Falih Rıfkı’dan Karabekir’e Karşı Atatürk Savunması
Dönemin önde gelen gazetecilerinden Falih Rıfkı Atay, “Büyük Şef”i olarak gördüğü Mustafa Kemal Atatürk’ü, muarızlarına karşı sert bir üslupla savunmuştur.

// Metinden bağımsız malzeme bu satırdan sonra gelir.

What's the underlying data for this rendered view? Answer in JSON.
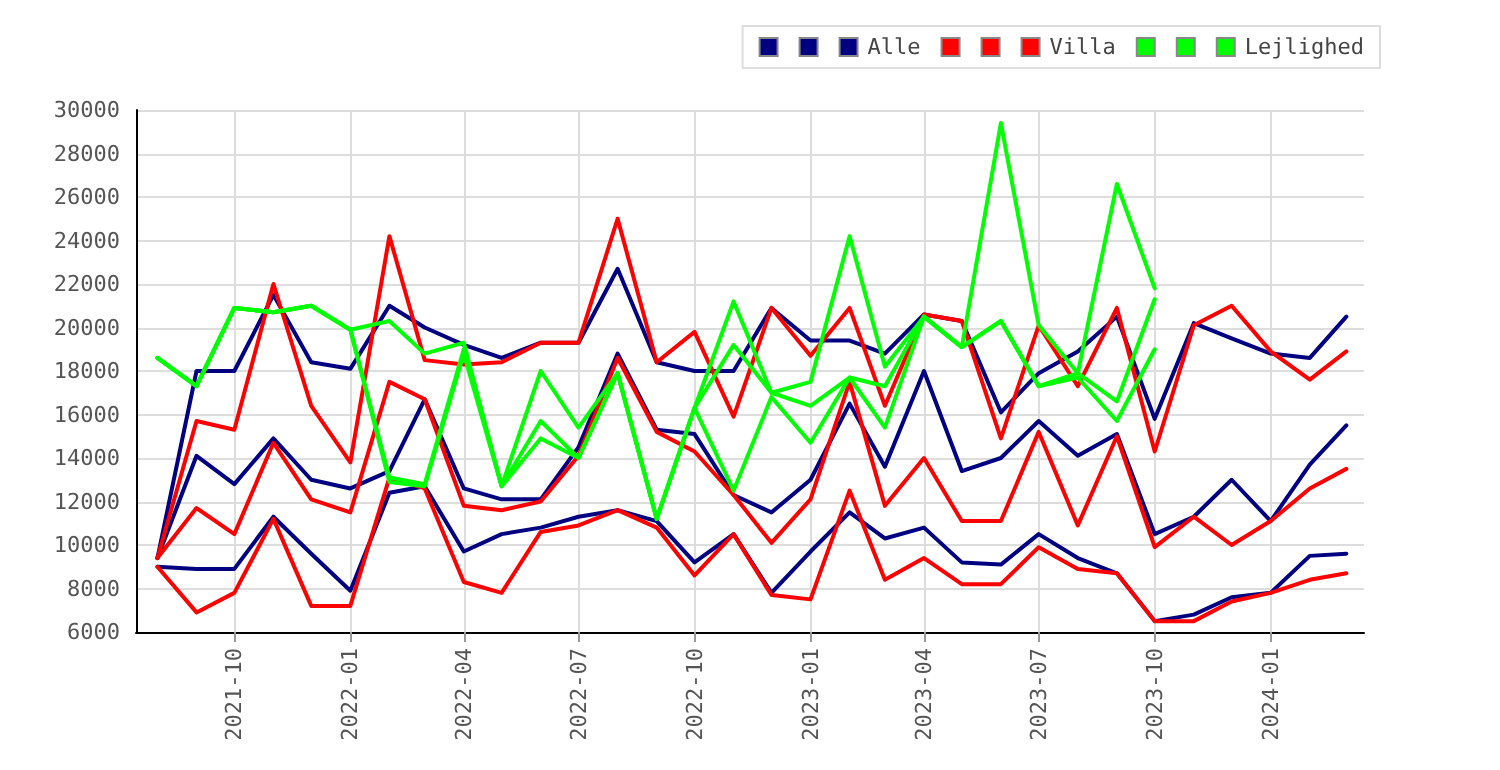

Bu tartışmalar, Milliyet ve Vakit gazetelerinin 8 Mayıs 1933 tarihli nüshalarında geniş yer bulmuştur.
Mustafa Kemal Atatürk’ün, kendisine yönelik mektuplar hakkındaki beyanı, Falih Rıfkı tarafından aktarılmıştır: “Bu mektubu yazan üzerine akıl doktorlarının dikkat nazarını celbederim.” Bu hakaretamiz ifade, Milliyet gazetesinin birinci sayfasında “Gazi Hz.” başlığıyla çerçeve içinde, Vakit gazetesinde ise manşetten yayımlanmıştır.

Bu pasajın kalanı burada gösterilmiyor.